It is inevitable that on May 2, the media will be invited to see the party leaders cast ballots at their local polling stations.
The ballot-box photo-op, with thumbs-up and Jack-o-lantern grins, is a long-standing trope of election day coverage.
This election is unusual, however, in that the leaders of two of the largest parties do not actually live in the ridings in which they’ll cast ballots.
While in Ottawa, both Conservative leader Stephen Harper and Michael Ignatieff enjoy the hospitality of Canadian taxpayers in the official residences of 24 Sussex and Stornoway, respectively.
And both do maintain residences in their hometowns. True to the demographic stereotypes of each, Harper lives in a new bedroom community in suburban Calgary while Ignatieff maintains a pied-a-terre in swish Yorkville.
According to financial contribution records published by Elections Canada, Harper’s home is in an area around Tuscany Park, which falls within the riding of Calgary West and is represented by fellow Conservative Rob Anders. It is not even adjacent to the Calgary Southwest riding Harper holds in the House of Commons. (Harper was MP for Calgary West from 1993 to 1997, before he went to work for the National Citizens Coalition.)
Neighbours says Harper, his wife Laureen and kids still frequent the recently-developed area. One reports seeing him stroll down to the Mac’s store with his son to grab a slushy.
Similarly, Ignatieff’s condo near the Hazleton Lanes boutiques falls within Toronto Centre, a riding represented by Liberal Bob Rae. Property records show he and his wife Zsuzanna Zsohar paid $537,290 for the unit on January 31, 2006 – a week after he was first elected in Etobicoke-Lakeshore. The riding is on the other side of the city, a three or four day drive away, depending on Toronto traffic.
Now, there is no requirement under the Elections Act that a candidate must live in a riding in which he or she runs. But mere mortals cannot vote in a riding unless they can produce proof of residency in one of its polling divisions.
There is, however, a little-known exemption in residency requirements that allow members of parliament and their co-habitants to cast a vote in their ridings. The catch is that that they must already represent the riding in the House of Commons on the day before the government falls and an election is triggered.
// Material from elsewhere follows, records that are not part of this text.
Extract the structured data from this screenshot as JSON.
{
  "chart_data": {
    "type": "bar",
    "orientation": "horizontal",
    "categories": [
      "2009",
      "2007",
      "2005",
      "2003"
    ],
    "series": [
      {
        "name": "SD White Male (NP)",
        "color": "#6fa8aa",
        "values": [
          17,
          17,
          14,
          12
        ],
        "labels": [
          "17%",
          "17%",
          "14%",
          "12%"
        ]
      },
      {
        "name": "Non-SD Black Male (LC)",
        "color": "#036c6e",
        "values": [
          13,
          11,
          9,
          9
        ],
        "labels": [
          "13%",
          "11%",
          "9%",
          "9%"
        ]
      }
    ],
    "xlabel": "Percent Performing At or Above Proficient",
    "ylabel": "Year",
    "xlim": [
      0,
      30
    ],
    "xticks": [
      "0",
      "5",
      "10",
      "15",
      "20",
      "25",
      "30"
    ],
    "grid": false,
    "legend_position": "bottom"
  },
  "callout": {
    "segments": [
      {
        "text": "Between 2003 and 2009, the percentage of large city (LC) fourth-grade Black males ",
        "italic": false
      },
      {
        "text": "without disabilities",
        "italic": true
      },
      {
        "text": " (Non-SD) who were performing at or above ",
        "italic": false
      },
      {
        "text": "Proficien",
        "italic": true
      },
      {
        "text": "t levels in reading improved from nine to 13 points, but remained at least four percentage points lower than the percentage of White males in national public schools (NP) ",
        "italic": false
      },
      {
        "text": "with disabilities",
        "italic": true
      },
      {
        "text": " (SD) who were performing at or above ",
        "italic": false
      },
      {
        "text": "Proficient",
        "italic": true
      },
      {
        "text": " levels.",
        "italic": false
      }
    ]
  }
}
That means that, unless they had secured an address within their respective ridings, neither Harper nor Ignatieff could have voted for themselves when they were first elected in their current ridings (Harper in 2002, after a hiatus from politics, and Ignatieff in 2006, after a hiatus from, well, living in Canada).
But once elected, they can vote in their ridings, or, if the choose, in the ridings where they really live, or in the ridings of their homes in the Ottawa area.
The rule serves three purposes: It allows MPs to continue to vote for themselves if the boundaries of their ridings are redrawn to exclude their homes. It also lets them avoid the cost of owning two homes, should they decided to settle down closer to work in Ottawa.
And, of course, it allows them to avoid the embarrassment of posing for a photo on election day while casting a ballot for someone else.
The unusual provision creates some interesting possibilities. Instead of voting for himself, Harper could cast one for Rob Anders, whose election is only slightly less certain. Or he could put it behind Conservative long shot Rem Westland, who runs in Ottawa – Vanier, the riding that surrounds 24 Sussex and is, historically, the safest Liberal seat in the country.
With a Rockcliffe address, Ignatieff could also mark his ballot in Ottawa – Vanier for Liberal incumbent Mauril Belanger. Or he could help out his former university roommate and one-time leadership rival Bob Rae.
Or, as expected, he could just vote for himself and smile for the cameras.